Risk 2. Vendor dependency

Every model migration reminds you: your stack depends on one provider's release schedule. If they change terms, discontinue a model, or change behavior, you adapt on their timeline, not yours.

Governance: annual model-portability review. Can your top 3 agents run on an alternative provider? What would it take?

Risk 3. The accumulated pin debt

After 3 years of "we'll migrate next quarter," you have agents running on models that are 4 versions behind. Migration becomes painful; skipping becomes a habit.

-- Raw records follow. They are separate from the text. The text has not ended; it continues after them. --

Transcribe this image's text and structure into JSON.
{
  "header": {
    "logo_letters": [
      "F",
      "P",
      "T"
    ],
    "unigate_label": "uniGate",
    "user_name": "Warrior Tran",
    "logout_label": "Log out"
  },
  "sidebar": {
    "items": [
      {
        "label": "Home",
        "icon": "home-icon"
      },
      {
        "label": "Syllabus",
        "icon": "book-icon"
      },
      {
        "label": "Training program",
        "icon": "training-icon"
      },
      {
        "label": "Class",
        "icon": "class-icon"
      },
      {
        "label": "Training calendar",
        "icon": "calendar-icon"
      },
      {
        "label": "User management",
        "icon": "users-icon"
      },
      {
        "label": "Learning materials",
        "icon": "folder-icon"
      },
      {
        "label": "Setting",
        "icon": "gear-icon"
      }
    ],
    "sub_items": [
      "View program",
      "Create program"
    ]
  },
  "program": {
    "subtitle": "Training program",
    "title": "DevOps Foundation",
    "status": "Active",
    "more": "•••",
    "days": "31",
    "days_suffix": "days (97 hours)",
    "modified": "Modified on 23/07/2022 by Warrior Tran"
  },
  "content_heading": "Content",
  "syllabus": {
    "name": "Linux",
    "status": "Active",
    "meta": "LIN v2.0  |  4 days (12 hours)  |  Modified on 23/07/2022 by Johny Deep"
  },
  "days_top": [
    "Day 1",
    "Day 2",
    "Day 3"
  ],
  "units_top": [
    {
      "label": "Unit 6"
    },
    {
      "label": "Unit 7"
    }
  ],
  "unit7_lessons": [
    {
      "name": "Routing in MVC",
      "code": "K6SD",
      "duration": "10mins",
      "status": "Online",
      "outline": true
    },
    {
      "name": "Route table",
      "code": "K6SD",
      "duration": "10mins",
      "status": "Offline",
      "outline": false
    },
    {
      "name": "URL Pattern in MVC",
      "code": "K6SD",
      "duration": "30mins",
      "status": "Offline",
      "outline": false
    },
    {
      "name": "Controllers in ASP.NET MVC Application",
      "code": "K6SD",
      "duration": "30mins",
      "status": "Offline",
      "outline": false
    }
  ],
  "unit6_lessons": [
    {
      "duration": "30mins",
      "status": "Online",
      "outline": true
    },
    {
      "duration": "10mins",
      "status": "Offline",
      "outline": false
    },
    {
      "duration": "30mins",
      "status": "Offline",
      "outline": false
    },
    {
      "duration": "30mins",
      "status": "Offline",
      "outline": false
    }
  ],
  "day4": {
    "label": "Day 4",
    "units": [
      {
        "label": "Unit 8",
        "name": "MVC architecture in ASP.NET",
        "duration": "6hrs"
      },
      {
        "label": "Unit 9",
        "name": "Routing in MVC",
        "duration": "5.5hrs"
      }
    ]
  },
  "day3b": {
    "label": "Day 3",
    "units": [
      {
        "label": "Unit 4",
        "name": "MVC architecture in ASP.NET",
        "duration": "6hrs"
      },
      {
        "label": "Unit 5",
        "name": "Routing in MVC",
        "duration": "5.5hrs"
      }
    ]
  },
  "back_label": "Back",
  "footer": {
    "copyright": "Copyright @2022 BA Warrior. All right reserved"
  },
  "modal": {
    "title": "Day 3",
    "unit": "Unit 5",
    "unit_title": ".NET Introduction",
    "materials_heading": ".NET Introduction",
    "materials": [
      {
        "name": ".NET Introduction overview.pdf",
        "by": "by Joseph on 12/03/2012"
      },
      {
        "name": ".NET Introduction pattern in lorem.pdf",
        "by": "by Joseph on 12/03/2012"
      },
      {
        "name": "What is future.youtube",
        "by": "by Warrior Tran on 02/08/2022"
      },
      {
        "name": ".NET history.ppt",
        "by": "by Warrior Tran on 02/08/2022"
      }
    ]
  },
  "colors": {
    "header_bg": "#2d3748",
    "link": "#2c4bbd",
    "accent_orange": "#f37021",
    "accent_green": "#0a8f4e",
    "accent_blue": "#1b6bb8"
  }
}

Governance: no agent runs on a model more than 18 months old. Force-migration by policy. Budget the time.

Founder.

Solo founder: model migrations are a quarterly ritual, not a crisis.

The solo migration loop

  1. New model lands. You hear about it.
  2. Within 2 weeks: run the regression prompt on your top agent.
  3. If it's better, canary at 10% for a week.
  4. If no issues, flip to 100%.
  5. Commit the migration note. Pin the new version.

Two hours per migration. Quarterly. Forever.

The file you keep

  • ~/.bot/migrations/[agent-name].md with one entry per migration.

Six migrations in, you have a clear history of how your agents evolved alongside model progress.

The one thing to remember

Migration is a recurring event. Build for it.

Pin specific versions. Baseline outputs. Regression-test. Canary. Document. A good migration takes an afternoon. A bad one takes a week. The difference is whether you built the infrastructure before you needed it. This module is that infrastructure. You'll run this loop for the rest of your career with LLMs.